The Grill: Qwest's Pieter Poll on why being a CTO is a dream job

12.06.2009

My bachelor's is in math and physics, and my doctorate is from Cornell in physics. So that meant making a transition from theoretical physics into the telecom lab at Bell Labs. There was a logical segue between the way you approach problems in physics and with problems in the lab. The first graduate degree, the masters, is not there to teach you material. It teaches you to think critically and that's a key skill we need in any technology industry. People are not just turning a crank and answering a problem. They are thinking critically. Also as a technologist you need to learn about business, as well, since you deal with business matters.

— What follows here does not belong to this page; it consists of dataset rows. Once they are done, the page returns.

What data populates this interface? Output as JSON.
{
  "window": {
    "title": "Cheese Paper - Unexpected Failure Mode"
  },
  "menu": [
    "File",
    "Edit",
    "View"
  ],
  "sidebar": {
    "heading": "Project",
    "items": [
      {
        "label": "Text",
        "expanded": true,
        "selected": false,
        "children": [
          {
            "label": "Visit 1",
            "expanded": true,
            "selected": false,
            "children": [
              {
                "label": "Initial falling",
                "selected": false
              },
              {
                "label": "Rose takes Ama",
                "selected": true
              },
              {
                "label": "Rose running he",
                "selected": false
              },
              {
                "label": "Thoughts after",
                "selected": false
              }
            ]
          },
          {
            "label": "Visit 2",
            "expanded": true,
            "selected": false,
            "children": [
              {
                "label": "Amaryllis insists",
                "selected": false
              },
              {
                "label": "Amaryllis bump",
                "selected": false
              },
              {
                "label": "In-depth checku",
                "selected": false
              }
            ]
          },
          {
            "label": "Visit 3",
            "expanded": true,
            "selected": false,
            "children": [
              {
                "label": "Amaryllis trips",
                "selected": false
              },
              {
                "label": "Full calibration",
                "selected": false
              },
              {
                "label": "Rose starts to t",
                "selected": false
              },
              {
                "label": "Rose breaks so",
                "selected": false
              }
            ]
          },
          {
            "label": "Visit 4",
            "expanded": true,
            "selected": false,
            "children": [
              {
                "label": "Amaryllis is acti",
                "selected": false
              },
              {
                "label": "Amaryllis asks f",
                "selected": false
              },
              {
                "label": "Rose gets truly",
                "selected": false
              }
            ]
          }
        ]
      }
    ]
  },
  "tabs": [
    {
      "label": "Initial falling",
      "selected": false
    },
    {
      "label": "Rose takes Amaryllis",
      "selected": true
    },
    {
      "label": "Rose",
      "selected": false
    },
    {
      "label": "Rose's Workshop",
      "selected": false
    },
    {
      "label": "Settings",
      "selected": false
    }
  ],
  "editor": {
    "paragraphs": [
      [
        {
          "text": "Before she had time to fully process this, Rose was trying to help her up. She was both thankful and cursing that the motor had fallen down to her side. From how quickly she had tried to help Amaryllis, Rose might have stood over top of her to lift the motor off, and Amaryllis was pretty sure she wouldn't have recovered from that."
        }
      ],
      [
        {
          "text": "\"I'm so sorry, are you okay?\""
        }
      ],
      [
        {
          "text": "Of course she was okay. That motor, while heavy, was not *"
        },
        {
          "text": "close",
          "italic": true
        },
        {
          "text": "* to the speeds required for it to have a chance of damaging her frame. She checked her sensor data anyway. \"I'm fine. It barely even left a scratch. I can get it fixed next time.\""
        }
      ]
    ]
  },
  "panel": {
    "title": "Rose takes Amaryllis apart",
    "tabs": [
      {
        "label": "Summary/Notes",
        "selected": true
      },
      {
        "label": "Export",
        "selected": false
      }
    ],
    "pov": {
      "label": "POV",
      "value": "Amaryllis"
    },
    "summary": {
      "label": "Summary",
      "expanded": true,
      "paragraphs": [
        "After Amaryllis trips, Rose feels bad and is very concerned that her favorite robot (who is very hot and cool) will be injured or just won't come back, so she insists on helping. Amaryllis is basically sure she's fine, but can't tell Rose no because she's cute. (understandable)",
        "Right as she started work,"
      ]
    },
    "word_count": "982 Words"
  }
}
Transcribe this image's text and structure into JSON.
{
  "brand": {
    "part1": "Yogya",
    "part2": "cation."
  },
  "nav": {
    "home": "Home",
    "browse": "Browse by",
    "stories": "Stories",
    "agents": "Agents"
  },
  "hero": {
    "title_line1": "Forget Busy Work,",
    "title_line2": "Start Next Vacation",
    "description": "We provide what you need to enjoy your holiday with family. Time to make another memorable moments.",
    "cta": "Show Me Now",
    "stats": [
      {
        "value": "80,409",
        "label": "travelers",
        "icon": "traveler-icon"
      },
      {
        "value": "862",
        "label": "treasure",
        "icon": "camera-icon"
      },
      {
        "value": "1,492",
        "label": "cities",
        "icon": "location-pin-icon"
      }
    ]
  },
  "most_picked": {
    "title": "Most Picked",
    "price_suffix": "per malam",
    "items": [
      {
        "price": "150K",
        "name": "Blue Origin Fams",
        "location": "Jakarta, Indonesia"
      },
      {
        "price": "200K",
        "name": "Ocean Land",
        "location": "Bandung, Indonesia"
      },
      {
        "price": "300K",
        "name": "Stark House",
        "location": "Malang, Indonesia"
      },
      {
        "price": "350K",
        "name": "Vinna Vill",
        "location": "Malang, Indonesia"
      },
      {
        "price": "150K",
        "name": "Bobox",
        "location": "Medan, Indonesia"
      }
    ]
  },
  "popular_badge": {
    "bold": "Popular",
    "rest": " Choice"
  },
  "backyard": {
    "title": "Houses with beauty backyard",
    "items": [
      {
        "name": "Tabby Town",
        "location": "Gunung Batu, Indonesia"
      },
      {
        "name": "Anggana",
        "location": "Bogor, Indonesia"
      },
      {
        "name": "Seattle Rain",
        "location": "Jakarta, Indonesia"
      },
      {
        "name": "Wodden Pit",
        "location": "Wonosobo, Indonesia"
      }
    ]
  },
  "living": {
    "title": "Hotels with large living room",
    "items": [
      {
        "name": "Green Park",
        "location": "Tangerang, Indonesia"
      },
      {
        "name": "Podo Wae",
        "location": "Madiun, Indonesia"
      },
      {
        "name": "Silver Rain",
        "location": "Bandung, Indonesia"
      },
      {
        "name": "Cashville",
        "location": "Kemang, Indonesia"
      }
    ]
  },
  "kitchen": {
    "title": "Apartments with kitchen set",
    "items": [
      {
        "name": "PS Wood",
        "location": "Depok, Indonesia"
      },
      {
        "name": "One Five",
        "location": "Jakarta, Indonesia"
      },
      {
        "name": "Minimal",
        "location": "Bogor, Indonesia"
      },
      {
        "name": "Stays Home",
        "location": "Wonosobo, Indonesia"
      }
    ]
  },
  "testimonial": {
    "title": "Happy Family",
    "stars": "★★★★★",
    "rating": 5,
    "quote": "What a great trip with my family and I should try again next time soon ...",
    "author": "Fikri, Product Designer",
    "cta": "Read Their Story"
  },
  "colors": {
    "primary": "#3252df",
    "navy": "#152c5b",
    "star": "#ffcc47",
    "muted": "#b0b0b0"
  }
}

The hardest part is ensuring you are building consensus, or support, for what you are proposing, because there are always other points of view. There's also always tension between what is right strategically in the long run and hard to do in the short run because of finances and economics.

Actually, the recession has not been frustrating for Qwest. As a company we have grown revenue in the business space, and revenue in the consumer and wholesale part was as planned. The wholesale channel business is focused on making margins, since revenue is easy to get, but we want to make sure it's profitable. Qwest has flourished if anything in this economy. It's an opportunity that's probably true for all telecom. There are challenges facing the service industry in telecom, yes, and some companies are diminishing a bit, but it's not the same as some other industries where the bottom has been hit.

I've said it many times, that being CTO has got to be the coolest job you can get. It's hard to imagine a job where you influence strategy while working on technical problems. You sit with suppliers and customers and you are on the cutting edge of problems in the industry. For a person with a science and engineering background you love those things. You joke at times that you wouldn't take pay because it's fun.

We have structural challenges around how to provide broadband access and broadband speeds for consumers in a portable fashion.